How a $69M Charlotte affordable housing project gets built

Affordable housing is an intractable problem, so it shouldn’t be surprising that it takes a village to make even a small impact. That’s evident in a $68 million project led by Charlotte’s Laurel Street group on east Charlotte land owned by the Aldersgate senior housing community.

Business North Carolina wrote about Aldersgate’s financial problems in our February  edition. One part of the turnaround there involves leasing 10 acres for a mixed-income apartment community adjacent to continuing-care retirement community.

Springhouse Square will include 236 units, split between 200 that are designated for adults 55 and over, and 36 that aren’t age-restricted. The older-adult community will involve two buildings with fitness rooms, large patios and other amenities. The other 36 units will be in eight separate buildings. It’s in a middle-income neighborhood of Charlotte that is gentrifying as housing closer to the center city becomes more expensive.

Of those 236 units, 100 will be reserved for people with household income that is between 30% and 80% of the area median income. The AMI in Charlotte for a single person is about $70,000, $80,000 for two people and $100,000 for a four-person household, so folks with incomes of as much as $56,000 to $80,000 will qualify. (Or as low as $21,000 to $30,000.)

Some potential tenants also may qualify for federal housing vouchers, “so about anyone who wants to live there, can live there,” says Lee Cochran, a Laurel Street vice president with more than 20 years of experience in affordable and mixed-income housing.

There’s a huge shortage of such housing nationally because too few units have been built to meet increasing demand from low- and middle-income folks. Into that vacuum comes these bankers and investors involved in this specific project:

  • The city of Charlotte, which is providing $2.9 million through its Housing Trust Fund.
  • TD Bank, which is the construction lender and the investor in federal tax credits that were awarded to Laurel Street for the project. The Toronto-based bank is expanding in Charlotte.
  • Local Initiatives Support Corp., or LISC, manages the Charlotte Housing Opportunity Investment Fund and Black Economic Development Fund, both investors in the project.
  • N.C. Housing Finance Agency, which issued low-income housing tax credits and tax-exempt bonds.
  • Bank of America Community Development Corp., equity investor.
  • Prudential, equity investor.
  • Crescent Communities, equity investor.

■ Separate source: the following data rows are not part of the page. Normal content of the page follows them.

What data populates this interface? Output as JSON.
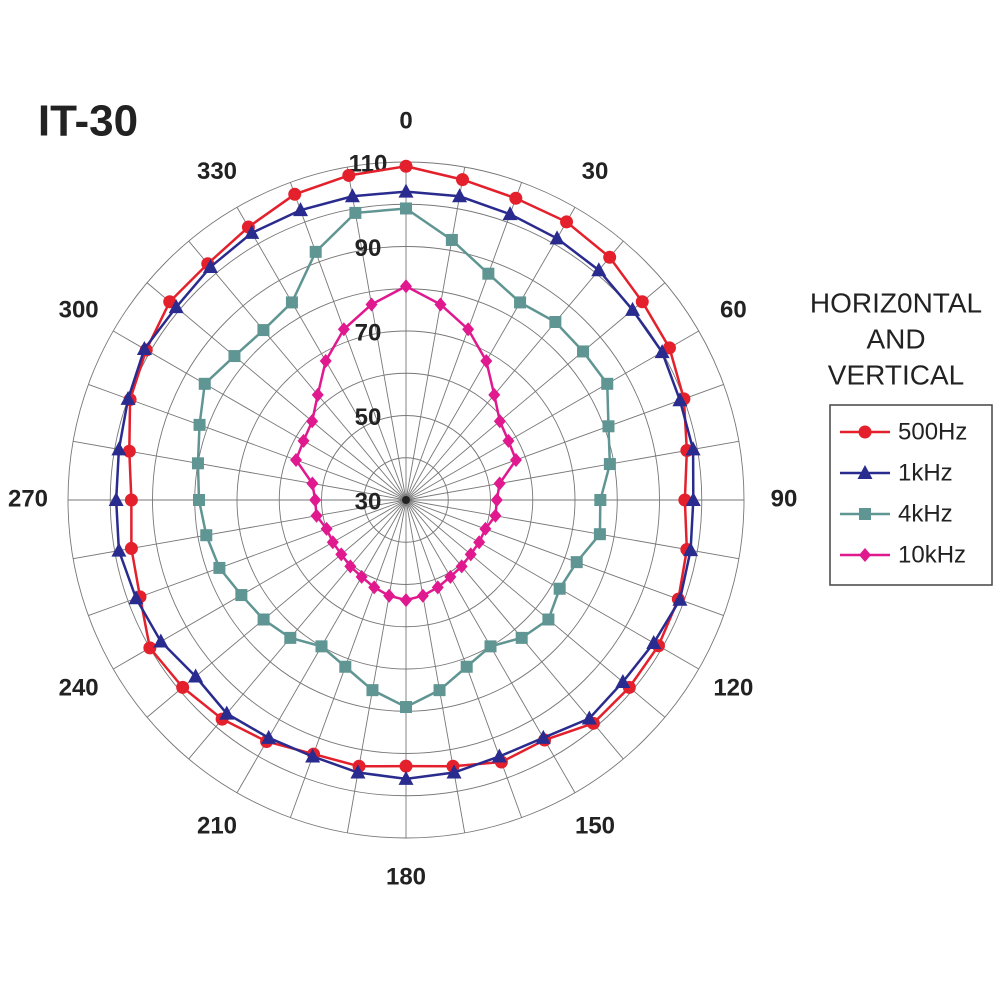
{
  "chart_data": {
    "type": "polar",
    "title": "IT-30",
    "legend_title": [
      "HORIZ0NTAL",
      "AND",
      "VERTICAL"
    ],
    "theta": [
      0,
      10,
      20,
      30,
      40,
      50,
      60,
      70,
      80,
      90,
      100,
      110,
      120,
      130,
      140,
      150,
      160,
      170,
      180,
      190,
      200,
      210,
      220,
      230,
      240,
      250,
      260,
      270,
      280,
      290,
      300,
      310,
      320,
      330,
      340,
      350
    ],
    "thetaticks": [
      0,
      30,
      60,
      90,
      120,
      150,
      180,
      210,
      240,
      270,
      300,
      330
    ],
    "theta_grid_step": 10,
    "rlim": [
      30,
      110
    ],
    "rticks": [
      30,
      50,
      70,
      90,
      110
    ],
    "rminor": [
      40,
      60,
      80,
      100
    ],
    "series": [
      {
        "name": "500Hz",
        "color": "#e3202b",
        "marker": "circle",
        "values": [
          109,
          107,
          106,
          106,
          105,
          103,
          102,
          100,
          97.5,
          96,
          97.5,
          98.6,
          99,
          99,
          99,
          95.6,
          96,
          94,
          93,
          94,
          94,
          96,
          97.7,
          99,
          100,
          97,
          96,
          95,
          96.5,
          99.5,
          101,
          103,
          103,
          104.6,
          107,
          108
        ]
      },
      {
        "name": "1kHz",
        "color": "#2a2b8e",
        "marker": "triangle",
        "values": [
          103,
          103,
          102,
          101.5,
          101,
          100,
          100,
          99,
          99,
          98,
          98.4,
          99,
          97.7,
          97,
          97.5,
          95,
          94.6,
          95.5,
          96,
          95.5,
          94.6,
          95,
          96,
          95,
          97,
          98,
          99,
          98.6,
          99,
          100,
          101.5,
          101,
          102,
          103,
          103,
          103
        ]
      },
      {
        "name": "4kHz",
        "color": "#5f9592",
        "marker": "square",
        "values": [
          99,
          92.5,
          87,
          84,
          85,
          84.7,
          85,
          81,
          79,
          76,
          76.6,
          73,
          72,
          74,
          72.6,
          70,
          72,
          75.7,
          79,
          75.7,
          72,
          70,
          72.6,
          74,
          75,
          77,
          78,
          79,
          80,
          82,
          85,
          83,
          82.5,
          84,
          92.5,
          99
        ]
      },
      {
        "name": "10kHz",
        "color": "#e0198f",
        "marker": "diamond",
        "values": [
          80.6,
          77,
          73,
          68,
          62.5,
          59,
          58,
          57.7,
          52.5,
          51.5,
          51.5,
          50,
          50,
          50,
          50.5,
          51,
          52,
          53,
          53.7,
          53,
          52,
          51,
          50.5,
          50,
          50,
          50,
          51.5,
          51.5,
          52.5,
          57.7,
          58,
          59,
          62.5,
          68,
          73,
          77
        ]
      }
    ]
  }
}
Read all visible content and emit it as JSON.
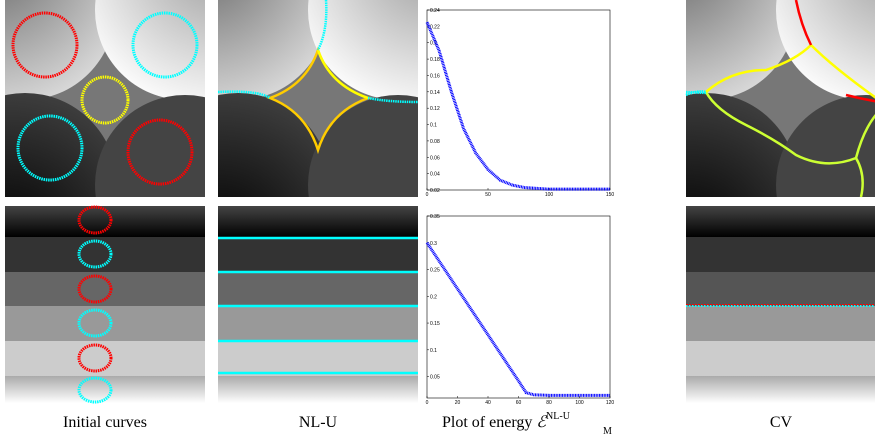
{
  "chart_data": [
    {
      "type": "line",
      "color": "#0000ff",
      "x": [
        0,
        10,
        20,
        30,
        40,
        50,
        60,
        70,
        80,
        90,
        100,
        110,
        120,
        130,
        140,
        150
      ],
      "values": [
        0.225,
        0.19,
        0.14,
        0.095,
        0.065,
        0.045,
        0.032,
        0.026,
        0.023,
        0.022,
        0.021,
        0.021,
        0.021,
        0.021,
        0.021,
        0.021
      ],
      "xlim": [
        0,
        150
      ],
      "xticks": [
        0,
        50,
        100,
        150
      ],
      "ylim": [
        0.02,
        0.24
      ],
      "yticks": [
        0.02,
        0.04,
        0.06,
        0.08,
        0.1,
        0.12,
        0.14,
        0.16,
        0.18,
        0.2,
        0.22,
        0.24
      ]
    },
    {
      "type": "line",
      "color": "#0000ff",
      "x": [
        0,
        10,
        20,
        30,
        40,
        50,
        60,
        65,
        70,
        80,
        90,
        100,
        110,
        120
      ],
      "values": [
        0.3,
        0.257,
        0.214,
        0.171,
        0.128,
        0.085,
        0.042,
        0.02,
        0.016,
        0.015,
        0.015,
        0.015,
        0.015,
        0.015
      ],
      "xlim": [
        0,
        120
      ],
      "xticks": [
        0,
        20,
        40,
        60,
        80,
        100,
        120
      ],
      "ylim": [
        0.01,
        0.35
      ],
      "yticks": [
        0.05,
        0.1,
        0.15,
        0.2,
        0.25,
        0.3,
        0.35
      ]
    }
  ],
  "captions": {
    "initial": "Initial curves",
    "nlu": "NL-U",
    "energy": "Plot of energy ",
    "energy_symbol": "ℰ",
    "energy_sub": "M",
    "energy_sup": "NL-U",
    "cv": "CV"
  }
}
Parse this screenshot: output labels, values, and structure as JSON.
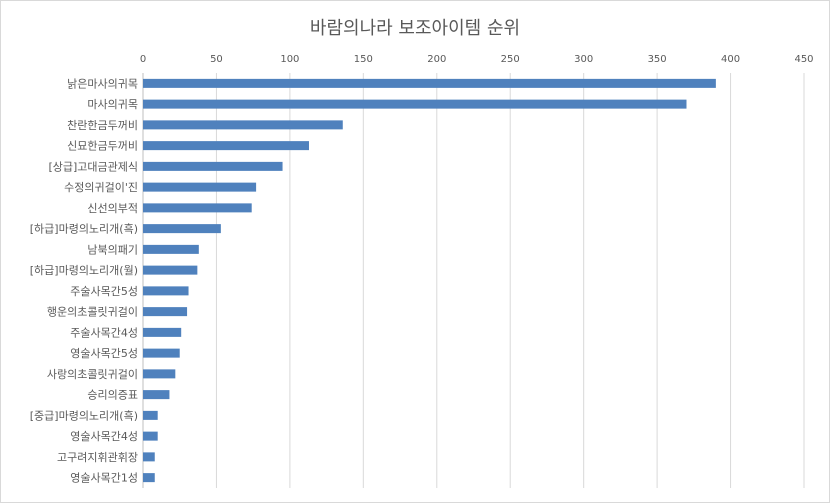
{
  "chart_data": {
    "type": "bar",
    "orientation": "horizontal",
    "title": "바람의나라 보조아이템 순위",
    "xlabel": "",
    "ylabel": "",
    "xlim": [
      0,
      450
    ],
    "x_ticks": [
      0,
      50,
      100,
      150,
      200,
      250,
      300,
      350,
      400,
      450
    ],
    "x_axis_position": "top",
    "grid": true,
    "legend": "none",
    "bar_color": "#4f81bd",
    "categories": [
      "낡은마사의귀목",
      "마사의귀목",
      "찬란한금두꺼비",
      "신묘한금두꺼비",
      "[상급]고대금관제식",
      "수정의귀걸이'진",
      "신선의부적",
      "[하급]마령의노리개(흑)",
      "남북의패기",
      "[하급]마령의노리개(월)",
      "주술사목간5성",
      "행운의초콜릿귀걸이",
      "주술사목간4성",
      "영술사목간5성",
      "사랑의초콜릿귀걸이",
      "승리의증표",
      "[중급]마령의노리개(흑)",
      "영술사목간4성",
      "고구려지휘관휘장",
      "영술사목간1성"
    ],
    "values": [
      390,
      370,
      136,
      113,
      95,
      77,
      74,
      53,
      38,
      37,
      31,
      30,
      26,
      25,
      22,
      18,
      10,
      10,
      8,
      8
    ]
  }
}
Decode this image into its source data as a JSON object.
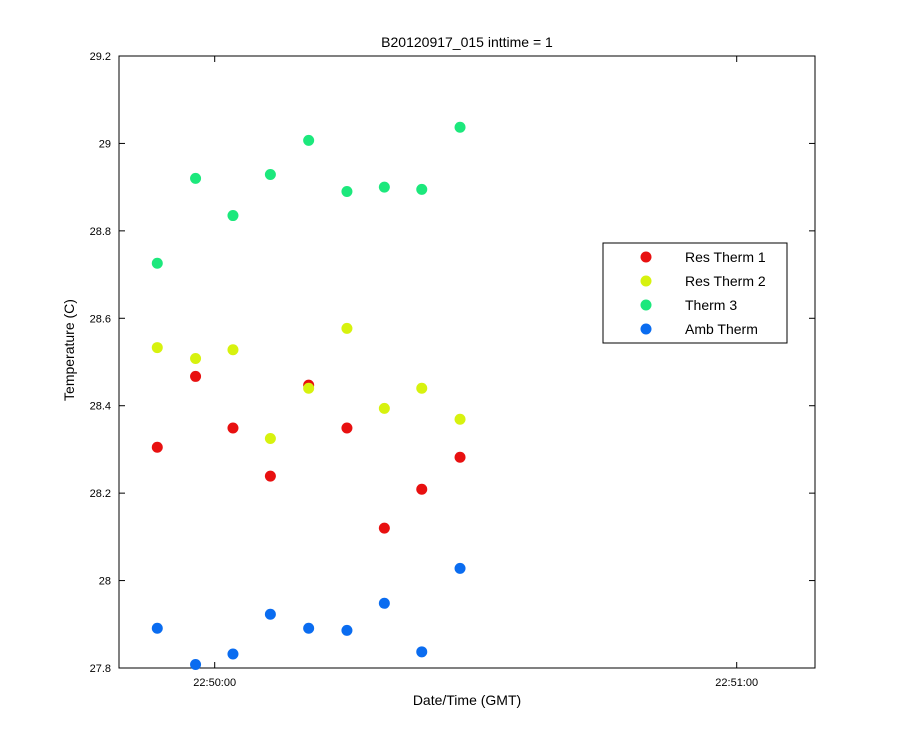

“There are multiple layers of funding, which is needed to serve the different income levels that will be part of this development,” Cochran says. He notes that for every $1 of public and philanthropic support for the project, Laurel Street raised $7 of private equity and debt.

Beyond their desire to do good, these investors know demand is so strong that they can count on getting paid back both interest and principal, Cochran says.

Projects like Springhouse Square are occurring all over North Carolina, but not quickly enough to meet demand, industry officials say.

Springhouse Square’s contractor is Harkins Builders, while Shook Kelley is the architect.

Founded by Dionne Nelson in 2011, Laurel Street has completed or is developing about 5,500 units, mostly in North Carolina and Georgia. About 2,000 units are in the Charlotte metro area.

Aldersgate has no other involvement in the project other than holding the multi-decade ground lease, Cochran says.